As America continues to combat its opioid epidemic, the rate of deaths from drug overdoses among women has soared in recent years, according to new data from the US Centers for Disease Control and Prevention’s Morbidity and Mortality Weekly Report.
From 1999 to 2017, the drug overdose death rate among women 30 to 64 years old climbed more than 260%, according to the report published Thursday.
In that time, drug overdose deaths involving antidepressants, cocaine, heroin, prescription opioids, synthetic opioids and benzodiazepines such as such as Xanax and Valium all increased, the report said.
“Overdose deaths continue to be unacceptably high, and targeted efforts are needed to reduce the number of deaths in this evolving epidemic among middle-aged women,” the researchers wrote.
The report involved nationwide mortality data on people living in the United States between 1999 and 2017. The data came from the National Vital Statistics System, which is based on information from death certificates.
The researchers took a close look at overdose death rates among women ages 30 to 64 overall and then by drug type: antidepressants, benzodiazepines, cocaine, heroin, prescription opioids and synthetic opioids, excluding methadone.
Among women in that age group, the drug overdose death rate increased from 6.7 deaths per 100,000 people, or 4,314 deaths total, in 1999 to 24.3 per 100,000, or 18,110 deaths total, in 2017.

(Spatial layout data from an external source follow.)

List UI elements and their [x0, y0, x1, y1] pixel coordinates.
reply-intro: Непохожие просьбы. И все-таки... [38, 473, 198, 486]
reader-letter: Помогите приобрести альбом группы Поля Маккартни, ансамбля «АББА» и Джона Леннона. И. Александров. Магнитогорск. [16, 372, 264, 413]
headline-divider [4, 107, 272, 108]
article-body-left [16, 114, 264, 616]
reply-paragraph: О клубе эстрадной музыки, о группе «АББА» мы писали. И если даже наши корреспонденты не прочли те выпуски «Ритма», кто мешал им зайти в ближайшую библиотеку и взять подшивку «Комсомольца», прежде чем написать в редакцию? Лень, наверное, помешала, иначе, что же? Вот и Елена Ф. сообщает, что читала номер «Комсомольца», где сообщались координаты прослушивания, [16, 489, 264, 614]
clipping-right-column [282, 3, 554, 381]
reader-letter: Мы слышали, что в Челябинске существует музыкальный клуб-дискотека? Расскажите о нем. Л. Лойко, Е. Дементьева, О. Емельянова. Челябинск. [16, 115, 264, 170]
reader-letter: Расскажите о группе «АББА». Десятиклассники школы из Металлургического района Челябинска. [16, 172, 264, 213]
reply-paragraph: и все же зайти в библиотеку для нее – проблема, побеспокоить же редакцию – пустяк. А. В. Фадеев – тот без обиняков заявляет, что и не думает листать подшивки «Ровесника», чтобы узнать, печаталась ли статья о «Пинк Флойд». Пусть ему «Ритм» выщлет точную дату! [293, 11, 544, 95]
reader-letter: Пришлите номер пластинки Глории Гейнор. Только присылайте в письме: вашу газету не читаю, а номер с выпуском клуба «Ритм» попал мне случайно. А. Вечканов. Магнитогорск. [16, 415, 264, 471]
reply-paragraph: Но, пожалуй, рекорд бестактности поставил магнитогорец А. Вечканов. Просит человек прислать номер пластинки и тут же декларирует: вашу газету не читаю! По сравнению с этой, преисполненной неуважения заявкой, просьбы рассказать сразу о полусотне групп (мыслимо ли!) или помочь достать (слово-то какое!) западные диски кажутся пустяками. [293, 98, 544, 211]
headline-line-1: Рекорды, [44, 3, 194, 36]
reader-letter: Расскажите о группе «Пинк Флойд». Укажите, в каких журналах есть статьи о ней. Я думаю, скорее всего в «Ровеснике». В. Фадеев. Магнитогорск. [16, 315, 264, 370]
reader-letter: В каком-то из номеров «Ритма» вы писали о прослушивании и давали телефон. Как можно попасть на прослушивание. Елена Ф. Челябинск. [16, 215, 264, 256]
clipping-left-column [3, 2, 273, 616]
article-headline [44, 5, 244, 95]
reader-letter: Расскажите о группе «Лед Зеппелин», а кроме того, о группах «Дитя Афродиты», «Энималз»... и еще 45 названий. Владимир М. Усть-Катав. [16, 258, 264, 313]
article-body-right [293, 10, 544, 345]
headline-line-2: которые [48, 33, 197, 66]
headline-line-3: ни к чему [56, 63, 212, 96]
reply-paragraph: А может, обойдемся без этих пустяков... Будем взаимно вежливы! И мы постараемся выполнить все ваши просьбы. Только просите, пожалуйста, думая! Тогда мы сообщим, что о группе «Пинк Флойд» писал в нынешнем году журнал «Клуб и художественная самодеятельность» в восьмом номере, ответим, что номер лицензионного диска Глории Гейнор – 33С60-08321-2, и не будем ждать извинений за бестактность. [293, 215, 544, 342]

The rise in deaths also varied by age and drug categories in the data.
From 1999 to 2017, drug overdose death rates increased about 200% among women ages 35 to 39 and 45 to 49; 350% among those 30 to 34 and 50 to 54; and nearly 500% among those 55 to 64, the researchers found.
The drug overdose death rates also increased for all drug categories, with notable surges in rates of deaths involving synthetic opioids, at 1,643%; heroin, at 915%; and benzodiazepines, at 830%, the researchers found. The rate of drug overdose deaths involving any opioid increased 492%.
The report had some limitations, including that some deaths could have involved more than one substance. Also, changes over time in testing or reporting of certain drugs could have influenced the data.